Sorting a slice with external keys


#1

Lets say I have two slices a and b of same size. I would like to sort a with keys contained in b.
Is there an easy way to achieve this ?

What I’ve tried:

  • using sort_by_key: it could be easy if the index of the element was passed to the extraction function, then i would just need to index b with that same index, unfortunately it takes a reference to the element itself.
  • by zipping:
let mut zipped = a.into_iter().zip(b).collect::<Vec<_>>();
zipped.as_mut_slice().sort_by_key(|(_a, b)| *b);
let (sorted_a, sorted_b): (Vec<_>, Vec<_>) = zipped.into_iter().unzip();

Unfortunately this is very cumbersome and requires to copy the two arrays.
I wish there was a function sort_by_index_key where the extraction key would take the index of the current value as its argument to be able to achieve this.


#2

Just a note, because Vec inplements Deref, you don’t have to call as_mut_slice.


#3

It’s tough. The ideal method for this is missing indeed.

Index from ref

However, you can translate a reference to an index.

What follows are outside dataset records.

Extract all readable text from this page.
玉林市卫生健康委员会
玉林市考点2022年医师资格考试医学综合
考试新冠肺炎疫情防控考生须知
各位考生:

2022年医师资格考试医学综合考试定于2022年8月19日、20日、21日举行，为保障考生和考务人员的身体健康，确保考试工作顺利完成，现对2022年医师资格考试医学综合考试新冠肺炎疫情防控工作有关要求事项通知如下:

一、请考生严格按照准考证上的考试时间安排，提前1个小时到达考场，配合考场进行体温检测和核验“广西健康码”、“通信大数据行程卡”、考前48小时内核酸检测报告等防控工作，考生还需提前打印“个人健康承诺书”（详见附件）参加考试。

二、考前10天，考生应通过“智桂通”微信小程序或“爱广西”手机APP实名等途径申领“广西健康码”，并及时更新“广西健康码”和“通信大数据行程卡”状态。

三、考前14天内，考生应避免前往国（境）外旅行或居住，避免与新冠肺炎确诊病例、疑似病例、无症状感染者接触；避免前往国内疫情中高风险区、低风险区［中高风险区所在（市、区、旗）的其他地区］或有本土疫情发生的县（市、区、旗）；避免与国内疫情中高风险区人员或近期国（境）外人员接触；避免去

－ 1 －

https://play.rust-lang.org/?version=nightly&mode=debug&edition=2018&gist=bae080511b41a00eaa4cb529e4aa76bd

The method is unstable, but you can just copy it to use it on stable: https://doc.rust-lang.org/src/core/ptr.rs.html#1239-1245

Oh wait, that won’t work. Because the elements get swapped, so the indices become useless when sorting progresses.


Your version can be done with a little less copying. You can make a temp array of just the indices (0...a.len()).collect()), sort them, and then make the new a from the indices.


#4

Oh I see. It would require to sort b at the same time so that the indices stay valid throughout the sorting process.

Anyway I’ll go for the temp array solution, thanks!


#5

The answer there suggests using permutation.